Among them: the time constraints of the tourism sector, the lack of training and the backlash of the pandemic.
“With the Covid, many employees left and did not return because they found work elsewhere,” he explains.
A situation aggravated by real estate pressure. The vacated accommodation “has been converted into tourist apartments, with higher rents. For employees, it has become very complicated to find accommodation”, insists the head of Abreca.
For Francisco Giner, delegate of the Workers’ Commissions union (CCOO) and employee of a city hotel, the Covid-19 has only brought to light problems that already existed, such as “low wages” and “the often arduous working conditions.
During confinement, “many realized that they no longer wanted to do these jobs”: the pace in the hotel and catering industry is “intense” and “difficult to reconcile with family life”, underlines the trade unionist .
An analysis shared by Lucia Camilia, a former waitress who denounces the “precariousness” reigning in the sector. “We work weekends, we miss birthdays” and, in the end, “we don’t feel valued”, testifies this resident of Barcelona.
– “Emergency plan” –
From the Balearic Islands to the Costa Brava, the whole of tourist Spain is affected by this disaffection, which affects several other European countries.
According to employers’ organizations, 50,000 positions would thus be vacant across the Pyrenees. A paradox given the country’s unemployment rate (13.65%), among the highest in the OECD.
The problem is “generalized” and can only be solved through “significant reforms”, believes Emilio Gallego, general secretary of the employers’ organization Hosteleria de Espana, who pleads for “an emergency plan”.
Aware of the problem, the left-wing government of Pedro Sanchez announced in early June a relaxation of the rules for welcoming foreign workers. But the executive, through the voice of the Minister of Labor Yolanda Diaz, also invited the sector to make more efforts on wages.
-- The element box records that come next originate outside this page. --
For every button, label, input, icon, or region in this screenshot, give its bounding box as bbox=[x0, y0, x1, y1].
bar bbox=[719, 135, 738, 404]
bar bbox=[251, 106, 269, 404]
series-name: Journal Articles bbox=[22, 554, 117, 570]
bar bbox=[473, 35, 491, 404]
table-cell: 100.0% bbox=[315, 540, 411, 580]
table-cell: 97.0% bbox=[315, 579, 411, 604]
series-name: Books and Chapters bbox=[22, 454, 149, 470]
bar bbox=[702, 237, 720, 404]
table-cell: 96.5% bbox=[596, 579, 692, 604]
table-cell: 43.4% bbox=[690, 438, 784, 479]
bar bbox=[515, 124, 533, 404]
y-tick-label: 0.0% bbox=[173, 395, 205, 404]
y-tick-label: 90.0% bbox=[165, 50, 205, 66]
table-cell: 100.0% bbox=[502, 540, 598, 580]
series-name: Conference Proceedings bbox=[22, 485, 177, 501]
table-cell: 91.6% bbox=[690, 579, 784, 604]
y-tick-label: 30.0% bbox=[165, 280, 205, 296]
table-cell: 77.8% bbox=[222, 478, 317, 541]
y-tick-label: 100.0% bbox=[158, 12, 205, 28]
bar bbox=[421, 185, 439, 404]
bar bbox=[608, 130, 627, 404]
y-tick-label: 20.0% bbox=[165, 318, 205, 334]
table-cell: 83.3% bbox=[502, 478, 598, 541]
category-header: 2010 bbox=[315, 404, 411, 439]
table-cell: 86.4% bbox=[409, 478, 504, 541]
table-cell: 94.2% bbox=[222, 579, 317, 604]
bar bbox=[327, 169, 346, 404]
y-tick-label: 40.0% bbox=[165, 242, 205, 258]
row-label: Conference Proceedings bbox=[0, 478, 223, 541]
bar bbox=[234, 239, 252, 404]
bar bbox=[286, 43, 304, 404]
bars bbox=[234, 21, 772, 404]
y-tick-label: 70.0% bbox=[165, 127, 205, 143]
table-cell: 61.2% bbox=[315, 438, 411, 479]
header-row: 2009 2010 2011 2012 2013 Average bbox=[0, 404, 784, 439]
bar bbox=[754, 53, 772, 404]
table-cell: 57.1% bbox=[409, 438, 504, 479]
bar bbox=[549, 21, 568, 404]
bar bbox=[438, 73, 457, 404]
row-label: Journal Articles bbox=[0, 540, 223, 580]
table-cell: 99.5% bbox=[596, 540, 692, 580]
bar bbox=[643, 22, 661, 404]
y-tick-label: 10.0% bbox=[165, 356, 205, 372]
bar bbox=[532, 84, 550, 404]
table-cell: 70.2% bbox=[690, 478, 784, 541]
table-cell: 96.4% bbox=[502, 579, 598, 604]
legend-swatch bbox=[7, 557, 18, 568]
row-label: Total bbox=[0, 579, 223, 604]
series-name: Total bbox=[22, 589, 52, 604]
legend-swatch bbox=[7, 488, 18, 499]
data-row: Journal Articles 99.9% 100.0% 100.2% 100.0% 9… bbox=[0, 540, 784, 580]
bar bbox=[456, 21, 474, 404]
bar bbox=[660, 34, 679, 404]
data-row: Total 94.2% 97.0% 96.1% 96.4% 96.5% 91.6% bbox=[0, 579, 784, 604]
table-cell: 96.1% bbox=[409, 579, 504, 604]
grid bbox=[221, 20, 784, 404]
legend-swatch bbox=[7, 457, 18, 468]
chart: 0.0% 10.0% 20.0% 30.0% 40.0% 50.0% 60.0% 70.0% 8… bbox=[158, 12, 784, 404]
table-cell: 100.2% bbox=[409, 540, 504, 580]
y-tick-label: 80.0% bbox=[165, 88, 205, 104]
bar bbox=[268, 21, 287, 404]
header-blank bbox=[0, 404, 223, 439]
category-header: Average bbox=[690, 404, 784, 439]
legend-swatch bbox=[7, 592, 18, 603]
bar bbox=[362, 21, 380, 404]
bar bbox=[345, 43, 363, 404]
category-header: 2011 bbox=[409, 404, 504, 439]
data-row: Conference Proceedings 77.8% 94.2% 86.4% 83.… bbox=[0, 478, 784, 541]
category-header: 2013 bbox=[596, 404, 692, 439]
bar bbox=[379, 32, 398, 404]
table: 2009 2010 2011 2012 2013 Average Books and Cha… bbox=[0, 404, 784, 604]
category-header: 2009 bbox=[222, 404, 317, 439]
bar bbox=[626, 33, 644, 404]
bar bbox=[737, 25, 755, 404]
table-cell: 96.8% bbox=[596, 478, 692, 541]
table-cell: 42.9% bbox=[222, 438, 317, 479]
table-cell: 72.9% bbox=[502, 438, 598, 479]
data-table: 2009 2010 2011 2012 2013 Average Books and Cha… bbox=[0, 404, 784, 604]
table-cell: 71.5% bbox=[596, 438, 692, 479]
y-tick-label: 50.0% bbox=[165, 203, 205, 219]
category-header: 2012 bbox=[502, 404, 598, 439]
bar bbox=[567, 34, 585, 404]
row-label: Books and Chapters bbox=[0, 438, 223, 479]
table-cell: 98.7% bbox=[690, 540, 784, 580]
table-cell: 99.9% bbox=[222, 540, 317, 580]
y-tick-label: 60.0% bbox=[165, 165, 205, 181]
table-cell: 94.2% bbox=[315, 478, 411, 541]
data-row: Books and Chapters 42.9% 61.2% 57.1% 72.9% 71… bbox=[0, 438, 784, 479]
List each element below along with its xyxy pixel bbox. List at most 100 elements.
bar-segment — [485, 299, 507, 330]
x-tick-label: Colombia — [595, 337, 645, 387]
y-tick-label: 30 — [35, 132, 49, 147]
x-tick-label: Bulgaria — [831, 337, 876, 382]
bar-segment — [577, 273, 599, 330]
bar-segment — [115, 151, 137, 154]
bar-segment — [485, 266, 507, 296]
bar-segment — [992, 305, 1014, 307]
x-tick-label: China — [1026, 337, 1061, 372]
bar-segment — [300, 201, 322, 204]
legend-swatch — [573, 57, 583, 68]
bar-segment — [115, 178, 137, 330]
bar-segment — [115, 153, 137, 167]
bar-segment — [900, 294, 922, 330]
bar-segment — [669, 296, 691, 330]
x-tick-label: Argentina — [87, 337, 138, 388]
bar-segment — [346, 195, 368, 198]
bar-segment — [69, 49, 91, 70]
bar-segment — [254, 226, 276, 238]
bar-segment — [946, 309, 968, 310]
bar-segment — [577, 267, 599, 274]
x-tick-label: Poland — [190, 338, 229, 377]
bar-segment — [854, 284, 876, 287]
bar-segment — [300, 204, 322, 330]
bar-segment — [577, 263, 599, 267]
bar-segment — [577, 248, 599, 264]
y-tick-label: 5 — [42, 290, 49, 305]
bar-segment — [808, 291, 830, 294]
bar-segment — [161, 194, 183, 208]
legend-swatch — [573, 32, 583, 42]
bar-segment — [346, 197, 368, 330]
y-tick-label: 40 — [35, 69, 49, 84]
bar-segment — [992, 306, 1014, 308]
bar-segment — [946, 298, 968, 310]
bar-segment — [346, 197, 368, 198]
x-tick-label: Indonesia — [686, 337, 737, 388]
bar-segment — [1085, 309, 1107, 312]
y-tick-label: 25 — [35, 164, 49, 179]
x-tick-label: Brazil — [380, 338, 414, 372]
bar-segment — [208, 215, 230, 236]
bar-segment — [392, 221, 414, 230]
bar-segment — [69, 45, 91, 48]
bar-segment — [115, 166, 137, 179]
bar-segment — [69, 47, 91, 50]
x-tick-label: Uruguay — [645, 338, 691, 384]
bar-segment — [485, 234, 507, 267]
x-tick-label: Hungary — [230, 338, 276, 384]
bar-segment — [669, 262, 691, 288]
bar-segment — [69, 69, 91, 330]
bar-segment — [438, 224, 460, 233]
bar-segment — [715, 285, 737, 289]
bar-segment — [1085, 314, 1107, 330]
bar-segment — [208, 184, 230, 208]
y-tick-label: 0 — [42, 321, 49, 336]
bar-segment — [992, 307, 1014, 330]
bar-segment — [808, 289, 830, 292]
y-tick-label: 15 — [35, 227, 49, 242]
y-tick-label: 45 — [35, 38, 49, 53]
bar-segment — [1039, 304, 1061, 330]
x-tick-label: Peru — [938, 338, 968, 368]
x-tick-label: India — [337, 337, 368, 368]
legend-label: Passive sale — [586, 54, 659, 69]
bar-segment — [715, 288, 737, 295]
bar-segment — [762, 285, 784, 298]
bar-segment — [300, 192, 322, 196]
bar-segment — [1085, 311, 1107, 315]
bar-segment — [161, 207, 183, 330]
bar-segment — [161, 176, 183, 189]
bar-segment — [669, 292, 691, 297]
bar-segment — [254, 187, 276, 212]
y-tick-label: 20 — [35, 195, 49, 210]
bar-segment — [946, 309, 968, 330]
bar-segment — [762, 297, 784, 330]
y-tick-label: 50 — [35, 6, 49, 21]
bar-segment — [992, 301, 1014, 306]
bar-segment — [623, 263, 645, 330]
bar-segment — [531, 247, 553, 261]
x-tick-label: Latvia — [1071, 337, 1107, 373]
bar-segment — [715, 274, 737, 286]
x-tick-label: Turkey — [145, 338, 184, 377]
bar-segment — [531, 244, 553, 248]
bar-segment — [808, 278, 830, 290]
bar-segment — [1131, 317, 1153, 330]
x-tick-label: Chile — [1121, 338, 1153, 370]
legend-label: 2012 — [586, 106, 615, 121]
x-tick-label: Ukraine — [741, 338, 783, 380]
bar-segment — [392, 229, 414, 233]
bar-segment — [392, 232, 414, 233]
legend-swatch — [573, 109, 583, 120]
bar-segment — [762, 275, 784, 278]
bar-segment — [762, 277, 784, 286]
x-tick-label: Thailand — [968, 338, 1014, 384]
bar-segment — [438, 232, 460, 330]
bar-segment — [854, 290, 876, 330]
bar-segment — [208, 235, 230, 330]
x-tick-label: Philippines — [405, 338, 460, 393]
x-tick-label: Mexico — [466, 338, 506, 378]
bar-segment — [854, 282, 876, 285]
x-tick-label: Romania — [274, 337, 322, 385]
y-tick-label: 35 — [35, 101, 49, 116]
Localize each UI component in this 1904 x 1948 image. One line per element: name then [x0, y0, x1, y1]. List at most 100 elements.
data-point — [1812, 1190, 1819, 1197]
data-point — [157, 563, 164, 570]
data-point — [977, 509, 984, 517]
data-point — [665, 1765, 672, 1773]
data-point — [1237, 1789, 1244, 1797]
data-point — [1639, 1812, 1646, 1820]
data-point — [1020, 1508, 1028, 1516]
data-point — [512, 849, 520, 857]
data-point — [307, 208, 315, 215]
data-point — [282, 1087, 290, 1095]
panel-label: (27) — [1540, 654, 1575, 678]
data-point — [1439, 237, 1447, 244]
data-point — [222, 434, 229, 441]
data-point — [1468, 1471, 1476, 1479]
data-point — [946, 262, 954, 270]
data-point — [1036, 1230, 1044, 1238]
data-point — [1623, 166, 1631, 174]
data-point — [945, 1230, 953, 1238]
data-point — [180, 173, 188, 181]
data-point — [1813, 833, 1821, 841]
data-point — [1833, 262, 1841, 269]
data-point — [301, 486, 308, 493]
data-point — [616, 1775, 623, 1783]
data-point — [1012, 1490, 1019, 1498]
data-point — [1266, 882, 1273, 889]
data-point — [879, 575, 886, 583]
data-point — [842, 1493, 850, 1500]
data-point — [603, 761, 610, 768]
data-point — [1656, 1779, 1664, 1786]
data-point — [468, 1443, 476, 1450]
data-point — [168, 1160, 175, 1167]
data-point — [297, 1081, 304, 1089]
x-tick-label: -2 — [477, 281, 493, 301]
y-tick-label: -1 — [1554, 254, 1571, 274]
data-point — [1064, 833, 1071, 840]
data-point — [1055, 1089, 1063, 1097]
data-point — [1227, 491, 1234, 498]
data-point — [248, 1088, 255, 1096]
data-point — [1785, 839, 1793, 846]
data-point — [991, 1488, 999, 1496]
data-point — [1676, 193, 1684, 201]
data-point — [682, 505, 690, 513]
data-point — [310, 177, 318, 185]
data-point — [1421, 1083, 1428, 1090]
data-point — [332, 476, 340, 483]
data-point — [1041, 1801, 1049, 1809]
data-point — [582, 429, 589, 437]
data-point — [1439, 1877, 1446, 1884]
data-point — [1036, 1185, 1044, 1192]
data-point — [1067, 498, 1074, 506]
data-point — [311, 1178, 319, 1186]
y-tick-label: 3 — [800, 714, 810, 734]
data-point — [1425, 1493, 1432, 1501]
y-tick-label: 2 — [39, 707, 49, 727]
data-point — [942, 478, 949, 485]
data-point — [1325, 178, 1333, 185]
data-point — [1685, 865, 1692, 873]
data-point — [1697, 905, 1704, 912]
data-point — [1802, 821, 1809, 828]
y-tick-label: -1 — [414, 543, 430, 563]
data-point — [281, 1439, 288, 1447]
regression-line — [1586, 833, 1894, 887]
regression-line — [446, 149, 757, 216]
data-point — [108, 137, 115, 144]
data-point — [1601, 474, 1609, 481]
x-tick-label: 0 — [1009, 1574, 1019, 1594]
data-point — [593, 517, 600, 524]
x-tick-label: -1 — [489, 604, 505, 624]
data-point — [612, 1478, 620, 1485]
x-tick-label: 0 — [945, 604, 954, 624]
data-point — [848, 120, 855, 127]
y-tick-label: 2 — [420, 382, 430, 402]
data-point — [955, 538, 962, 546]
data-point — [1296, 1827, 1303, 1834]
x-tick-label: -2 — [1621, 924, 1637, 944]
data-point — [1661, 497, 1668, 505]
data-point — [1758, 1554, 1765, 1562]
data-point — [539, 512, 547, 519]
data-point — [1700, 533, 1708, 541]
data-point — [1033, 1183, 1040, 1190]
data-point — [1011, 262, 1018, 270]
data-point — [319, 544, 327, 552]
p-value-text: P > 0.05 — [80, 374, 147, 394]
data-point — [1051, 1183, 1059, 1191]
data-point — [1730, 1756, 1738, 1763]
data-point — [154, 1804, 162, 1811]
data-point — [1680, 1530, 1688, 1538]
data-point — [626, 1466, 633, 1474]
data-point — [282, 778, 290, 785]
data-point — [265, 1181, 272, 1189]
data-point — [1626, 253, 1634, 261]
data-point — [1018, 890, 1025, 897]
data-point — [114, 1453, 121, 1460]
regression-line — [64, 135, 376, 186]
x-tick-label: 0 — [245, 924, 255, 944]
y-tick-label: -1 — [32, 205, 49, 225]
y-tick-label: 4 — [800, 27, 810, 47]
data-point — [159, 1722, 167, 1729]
A message that annoys some restaurateurs in Benidorm, where a 4.5% increase has just been recorded with the unions. “If the problem came from salaries, it would be easily resolved: those who pay more would have more employees”, squeaks Alex Fratini.
“When there is no one, there is no one”, abounds Angela Cabanas, who says she has offered “up to 2,000 euros per month” in order to find a seasonal worker for the kitchen of her establishment.
Tired of the fight, this restaurateur has decided to open only the bar this summer. “It’s a drastic decision but I have no choice,” she says, saying to herself “discouraged”.